Okay first read this article on CNN about the new whitehouse.gov website, okay you can actually just skim the article and skip to the last three paragraphs. Yes, that’s me being quoted in that article, and yes you are correct that quote makes no sense. What the bleep was I talking about? Perhaps like many stories in the world of journalsim this is partly a story of being misquoted, but there is actually more to it than this. The way the reporter found me, and the context surrounding said quote, while perhaps not a unique story, is certainly illustrative of several trends and problems with old journalism, and perhaps more germanae to this audience, it is a telling story about the future of media and the importance of social networks.

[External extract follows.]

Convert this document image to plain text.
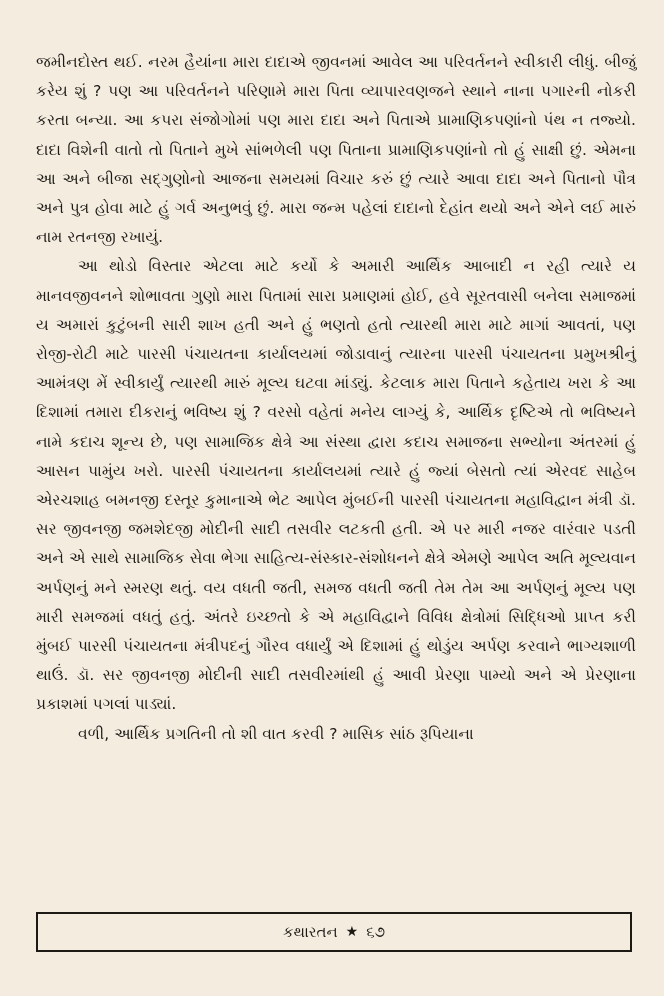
જમીનદોસ્ત થઈ. નરમ હૈયાંના મારા દાદાએ જીવનમાં આવેલ આ પરિવર્તનને સ્વીકારી લીધું. બીજું કરેય શું ? પણ આ પરિવર્તનને પરિણામે મારા પિતા વ્યાપારવણજને સ્થાને નાના પગારની નોકરી કરતા બન્યા. આ કપરા સંજોગોમાં પણ મારા દાદા અને પિતાએ પ્રામાણિકપણાંનો પંથ ન તજ્યો. દાદા વિશેની વાતો તો પિતાને મુખે સાંભળેલી પણ પિતાના પ્રામાણિકપણાંનો તો હું સાક્ષી છું. એમના આ અને બીજા સદ્‌ગુણોનો આજના સમયમાં વિચાર કરું છું ત્યારે આવા દાદા અને પિતાનો પૌત્ર અને પુત્ર હોવા માટે હું ગર્વ અનુભવું છું. મારા જન્મ પહેલાં દાદાનો દેહાંત થયો અને એને લઈ મારું નામ રતનજી રખાયું.

આ થોડો વિસ્તાર એટલા માટે કર્યો કે અમારી આર્થિક આબાદી ન રહી ત્યારે ય માનવજીવનને શોભાવતા ગુણો મારા પિતામાં સારા પ્રમાણમાં હોઈ, હવે સૂરતવાસી બનેલા સમાજમાં ય અમારાં કુટુંબની સારી શાખ હતી અને હું ભણતો હતો ત્યારથી મારા માટે માગાં આવતાં, પણ રોજી-રોટી માટે પારસી પંચાયતના કાર્યાલયમાં જોડાવાનું ત્યારના પારસી પંચાયતના પ્રમુખશ્રીનું આમંત્રણ મેં સ્વીકાર્યું ત્યારથી મારું મૂલ્ય ઘટવા માંડ્યું. કેટલાક મારા પિતાને કહેતાય ખરા કે આ દિશામાં તમારા દીકરાનું ભવિષ્ય શું ? વરસો વહેતાં મનેય લાગ્યું કે, આર્થિક દૃષ્ટિએ તો ભવિષ્યને નામે કદાચ શૂન્ય છે, પણ સામાજિક ક્ષેત્રે આ સંસ્થા દ્વારા કદાચ સમાજના સભ્યોના અંતરમાં હું આસન પામુંય ખરો. પારસી પંચાયતના કાર્યાલયમાં ત્યારે હું જ્યાં બેસતો ત્યાં એરવદ સાહેબ એરચશાહ બમનજી દસ્તૂર કુમાનાએ ભેટ આપેલ મુંબઈની પારસી પંચાયતના મહાવિદ્વાન મંત્રી ડૉ. સર જીવનજી જમશેદજી મોદીની સાદી તસવીર લટકતી હતી. એ પર મારી નજર વારંવાર પડતી અને એ સાથે સામાજિક સેવા ભેગા સાહિત્ય-સંસ્કાર-સંશોધનને ક્ષેત્રે એમણે આપેલ અતિ મૂલ્યવાન અર્પણનું મને સ્મરણ થતું. વય વધતી જતી, સમજ વધતી જતી તેમ તેમ આ અર્પણનું મૂલ્ય પણ મારી સમજમાં વધતું હતું. અંતરે ઇચ્છતો કે એ મહાવિદ્વાને વિવિધ ક્ષેત્રોમાં સિદ્ધિઓ પ્રાપ્ત કરી મુંબઈ પારસી પંચાયતના મંત્રીપદનું ગૌરવ વધાર્યું એ દિશામાં હું થોડુંય અર્પણ કરવાને ભાગ્યશાળી થાઉં. ડૉ. સર જીવનજી મોદીની સાદી તસવીરમાંથી હું આવી પ્રેરણા પામ્યો અને એ પ્રેરણાના પ્રકાશમાં પગલાં પાડ્યાં.

વળી, આર્થિક પ્રગતિની તો શી વાત કરવી ? માસિક સાંઠ રૂપિયાના

કથારતન ★ ૬૭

On Tuesday (inauguration day) I was teaching until 11:15 (12:15 ET) and so missed the first part of Obama’s speech, but as class let out and I moved to the lobby of the Arts and Humanities building where they were showing the speech I quickly read through my Twitter feed, glancing over what the most prominent topics of conversation were. Not surprisingly one of the most “tweeted” about items was the introduction of a new whitehouse.gov website. So, following the speech I returned to my office and pulled up the new new site. I really had not looked at it much, perhaps two minutes total when my office phone rang. Now this is a particularly unusual occurence as most everybody I converse with contacts me through email. In fact most of the time when I get a phone call it is somebody else in the building or on campus looking to see if I am in my office as they were planning on stopping by. But when I answered a woman introduced herself as Lisa France a reporter from CNN.com. (In fact she spoke so quickly that following the conversation I did not remember her name, as I totally missed it the first time around, in fact I wasn’t even sure that I heard the CNN.com part of her introduction correct.) What I do recall from her introduction was her sense of relief at having actually reached a person, something in the realm of “thank God I reached someone.” (Not her words just my interpretation of them.)